The Sinner
How many times had I heard their whispers? The ones that told me to keep my ideas for removing plastic out of our oceans to myself because surely someone smarter and cleverer than me was already on it. Or how, when Jana Gill asked me to go out with the gang after work, I always declined for fear of embarrassing myself. Or how, when I worked up the courage to talk to Guy Baker, the whispers would start that there was nothing Silly Lucy could say he’d want to hear.
“That’s what demons do?” I asked after a minute, anger tightening my voice. “Keep humans down? Send us to war or make us feel crappy about ourselves?”
“Demons can’t make you do anything,” Casziel said. “We insinuate. Influence. Cajole. We stoke the fires of your sloth, or wrath, or jealousy, then feed off it. Whether or not you act on our insinuations is entirely up to you, though you rarely believe that. Our greatest victory was convincing humans they have no control over their reaction to adversity.” He tapped his chin. “Asmodeus earned himself a promotion for that one.”
This is a dream. I’m going to wake up. Any second now…
I took a long pull of cold water. “Are there many demons on This Side?”
“Not many. Perhaps a few thousand at any given moment.”
“Thousand?”
“We are legion,” he said. “And you’re out of cornflakes.”
“I’ll put it on my list,” I murmured as Casziel wiped his mouth with the back of his sleeve and slipped off the stool to wander my living area.
He tapped his long fingers on my window. “Does this unlock?”
“Yes, but…”
He pushed it open.
“I only leave it cracked in the summer,” I said, reaching to shut it again. “It’s not safe—”
“None dare hurt you. Not while I’m here.”
The casual menace in his voice sent another tingle down my spine. I’d never had a man—or reasonable facsimile thereof—vow to protect me like that. As if, under his watch, my safety was a forgone conclusion.
It felt good.
Casziel carried his inspection of my tiny studio into the sleeping area, leaning to peer at the photo on my nightstand.
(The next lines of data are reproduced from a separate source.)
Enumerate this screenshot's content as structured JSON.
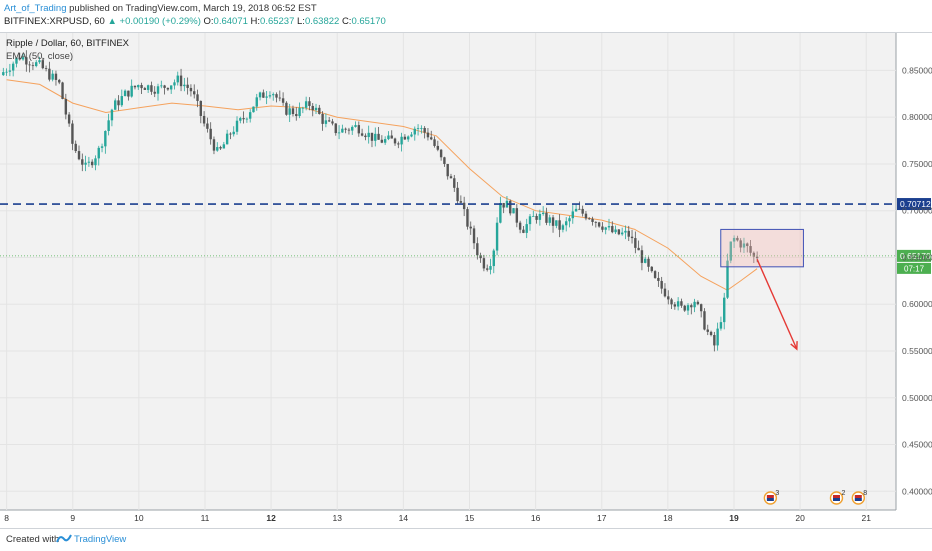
{
  "header": {
    "author": "Art_of_Trading",
    "published": "published on TradingView.com, March 19, 2018 06:52 EST",
    "symbol": "BITFINEX:XRPUSD, 60",
    "change": "+0.00190 (+0.29%)",
    "open_label": "O:",
    "open": "0.64071",
    "high_label": "H:",
    "high": "0.65237",
    "low_label": "L:",
    "low": "0.63822",
    "close_label": "C:",
    "close": "0.65170"
  },
  "chart_data": {
    "type": "candlestick",
    "title": "Ripple / Dollar, 60, BITFINEX",
    "indicator": "EMA (50, close)",
    "ylim": [
      0.38,
      0.89
    ],
    "y_ticks": [
      "0.85000",
      "0.80000",
      "0.75000",
      "0.70000",
      "0.65000",
      "0.60000",
      "0.55000",
      "0.50000",
      "0.45000",
      "0.40000"
    ],
    "x_ticks": [
      "8",
      "9",
      "10",
      "11",
      "12",
      "13",
      "14",
      "15",
      "16",
      "17",
      "18",
      "19",
      "20",
      "21"
    ],
    "x_range_days": [
      7.9,
      21.45
    ],
    "resistance_level": 0.70712,
    "resistance_label": "0.70712",
    "current_price": 0.6517,
    "current_label": "0.65170",
    "countdown_label": "07:17",
    "box": {
      "x0": 18.8,
      "x1": 20.05,
      "y0": 0.64,
      "y1": 0.68
    },
    "arrow": {
      "x0": 19.35,
      "y0": 0.648,
      "x1": 19.95,
      "y1": 0.552
    },
    "event_badges": [
      {
        "day": 19.55,
        "count": "3"
      },
      {
        "day": 20.55,
        "count": "2"
      },
      {
        "day": 20.88,
        "count": "8"
      },
      {
        "day": 21.45,
        "count": ""
      }
    ],
    "colors": {
      "up": "#26a69a",
      "down": "#555555",
      "ema": "#f5a25d",
      "resistance": "#1b3f8f",
      "current": "#4caf50",
      "box_fill": "#f5b7b1",
      "box_stroke": "#3f51b5",
      "arrow": "#e53935"
    },
    "ohlc_path": [
      [
        7.9,
        0.845
      ],
      [
        8.2,
        0.865
      ],
      [
        8.5,
        0.855
      ],
      [
        8.8,
        0.835
      ],
      [
        9.0,
        0.77
      ],
      [
        9.2,
        0.745
      ],
      [
        9.4,
        0.765
      ],
      [
        9.6,
        0.81
      ],
      [
        9.8,
        0.825
      ],
      [
        10.0,
        0.835
      ],
      [
        10.3,
        0.83
      ],
      [
        10.6,
        0.84
      ],
      [
        10.8,
        0.828
      ],
      [
        11.0,
        0.79
      ],
      [
        11.2,
        0.76
      ],
      [
        11.4,
        0.785
      ],
      [
        11.6,
        0.8
      ],
      [
        11.8,
        0.82
      ],
      [
        12.0,
        0.83
      ],
      [
        12.2,
        0.808
      ],
      [
        12.4,
        0.805
      ],
      [
        12.6,
        0.815
      ],
      [
        12.8,
        0.795
      ],
      [
        13.0,
        0.785
      ],
      [
        13.3,
        0.79
      ],
      [
        13.6,
        0.775
      ],
      [
        13.9,
        0.775
      ],
      [
        14.2,
        0.79
      ],
      [
        14.4,
        0.78
      ],
      [
        14.6,
        0.75
      ],
      [
        14.8,
        0.72
      ],
      [
        15.0,
        0.68
      ],
      [
        15.15,
        0.65
      ],
      [
        15.25,
        0.64
      ],
      [
        15.35,
        0.65
      ],
      [
        15.45,
        0.71
      ],
      [
        15.6,
        0.705
      ],
      [
        15.8,
        0.68
      ],
      [
        16.0,
        0.695
      ],
      [
        16.2,
        0.69
      ],
      [
        16.4,
        0.68
      ],
      [
        16.6,
        0.7
      ],
      [
        16.8,
        0.695
      ],
      [
        17.0,
        0.685
      ],
      [
        17.2,
        0.675
      ],
      [
        17.4,
        0.675
      ],
      [
        17.6,
        0.65
      ],
      [
        17.8,
        0.625
      ],
      [
        18.0,
        0.61
      ],
      [
        18.2,
        0.595
      ],
      [
        18.4,
        0.605
      ],
      [
        18.6,
        0.57
      ],
      [
        18.7,
        0.555
      ],
      [
        18.75,
        0.57
      ],
      [
        18.85,
        0.6
      ],
      [
        18.92,
        0.66
      ],
      [
        19.0,
        0.67
      ],
      [
        19.1,
        0.665
      ],
      [
        19.2,
        0.66
      ],
      [
        19.3,
        0.65
      ],
      [
        19.35,
        0.6517
      ]
    ],
    "ema_path": [
      [
        8.0,
        0.84
      ],
      [
        8.5,
        0.835
      ],
      [
        9.0,
        0.815
      ],
      [
        9.5,
        0.805
      ],
      [
        10.0,
        0.81
      ],
      [
        10.5,
        0.815
      ],
      [
        11.0,
        0.812
      ],
      [
        11.5,
        0.808
      ],
      [
        12.0,
        0.812
      ],
      [
        12.5,
        0.81
      ],
      [
        13.0,
        0.8
      ],
      [
        13.5,
        0.795
      ],
      [
        14.0,
        0.79
      ],
      [
        14.5,
        0.78
      ],
      [
        15.0,
        0.745
      ],
      [
        15.5,
        0.715
      ],
      [
        16.0,
        0.7
      ],
      [
        16.5,
        0.695
      ],
      [
        17.0,
        0.69
      ],
      [
        17.5,
        0.68
      ],
      [
        18.0,
        0.66
      ],
      [
        18.5,
        0.63
      ],
      [
        18.9,
        0.615
      ],
      [
        19.1,
        0.625
      ],
      [
        19.35,
        0.638
      ]
    ]
  },
  "footer": {
    "created_with": "Created with",
    "brand": "TradingView"
  }
}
My dad and me at Coney Island when I was ten.
“Ah, so he smiles,” Casziel muttered. “I was beginning to wonder if he were only capable of disapproving grimaces.”
“Dad’s here right now?”
“Yes and no. Here is a relative term.”
“I thought you said—”
Casziel flapped a hand irritably as he perused my bookshelf that was crammed full. “He’s always here and he’s also somewhere else. Everywhere and nowhere.” He cocked his head, listening, then scoffed. “I beg to differ.”
“He’s talking to you now?”
“He says I’m being vague on purpose. As if it were that easy to explain the nature of the cosmos to a puny human brain for which ‘truth’ is only that which the senses perceive.”
“That’s a little harsh,” I said. “Plenty of people have faith.”
Casziel snorted. “On the surface. On their knees once a week, if that.”
“You have a dim view of humanity.” I crossed my arms. “It’s hardly fair to incite humans to war and hate, to whisper in our ears that we’re not good enough or drive us to temptation and then get all judgy about it.”
Casziel shrugged. “I’m a demon. I never professed to be fair.”
I rolled my eyes and picked up the photo of my father and me. Both of us grinning. Both of us carefree and full of joy. No demons there.
“He’s an angel now,” I murmured, tracing his face.